In small pot over medium heat, heat remaining rice vinegar, sugar and salt. Cook and stir until sugar and salt dissolve. Remove from heat and let cool.
Place carrots in deep plate or storage container. Pour cooled pickling liquid over carrots. Set aside to marinate.
Remove steak from marinade and pat dry. Reserve marinade.
Heat oven to 325 F.
Heat heavy-bottomed pan over high heat and add oil. Once oil begins to smoke, add steak. Sear both sides, about 1 minute per side. Lower heat to medium.
Add reserved marinade and water to pan. Cook, covered, 3 minutes, removing lid to flip meat occasionally. Remove lid and let sauce reduce 1 minute, or until slightly thickened.
Transfer steak and sauce to large plate and let rest 10 minutes before slicing.

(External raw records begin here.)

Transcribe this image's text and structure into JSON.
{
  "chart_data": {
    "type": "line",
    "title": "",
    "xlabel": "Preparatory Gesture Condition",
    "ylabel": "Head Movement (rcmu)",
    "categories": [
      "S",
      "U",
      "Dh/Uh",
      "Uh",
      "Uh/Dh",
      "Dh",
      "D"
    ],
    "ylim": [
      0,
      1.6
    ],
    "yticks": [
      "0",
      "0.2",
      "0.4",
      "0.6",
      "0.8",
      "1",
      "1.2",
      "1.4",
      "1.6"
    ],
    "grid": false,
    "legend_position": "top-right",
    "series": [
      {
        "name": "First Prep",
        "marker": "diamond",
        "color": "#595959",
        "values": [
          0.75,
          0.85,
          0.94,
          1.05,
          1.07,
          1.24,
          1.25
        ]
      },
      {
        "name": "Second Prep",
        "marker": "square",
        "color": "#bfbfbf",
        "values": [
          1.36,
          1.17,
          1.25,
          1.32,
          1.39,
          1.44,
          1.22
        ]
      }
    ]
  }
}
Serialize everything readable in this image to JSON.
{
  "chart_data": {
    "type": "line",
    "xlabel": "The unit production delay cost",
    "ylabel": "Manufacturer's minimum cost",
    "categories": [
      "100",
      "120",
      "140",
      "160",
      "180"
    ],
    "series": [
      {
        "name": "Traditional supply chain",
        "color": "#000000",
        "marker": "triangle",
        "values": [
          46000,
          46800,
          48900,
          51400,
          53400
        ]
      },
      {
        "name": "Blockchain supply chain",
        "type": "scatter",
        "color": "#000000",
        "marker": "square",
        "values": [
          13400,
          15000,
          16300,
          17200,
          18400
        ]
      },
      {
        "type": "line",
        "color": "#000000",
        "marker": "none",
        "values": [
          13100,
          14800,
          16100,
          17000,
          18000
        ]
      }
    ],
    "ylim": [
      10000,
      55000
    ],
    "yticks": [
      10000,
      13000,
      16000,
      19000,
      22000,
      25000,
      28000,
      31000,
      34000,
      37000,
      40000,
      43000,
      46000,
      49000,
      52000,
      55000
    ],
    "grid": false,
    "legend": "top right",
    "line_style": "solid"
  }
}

Toast baguettes in oven 5 minutes. Let cool 5-10 minutes.
Slice baguettes along middle without cutting through.
Slice steak into thin pieces.
Spread mayonnaise on baguettes and add 1-2 lettuce leaves to each. Layer steak on lettuce leaves followed by cilantro, cucumbers and pickled carrots. Slice baguette into two sandwiches.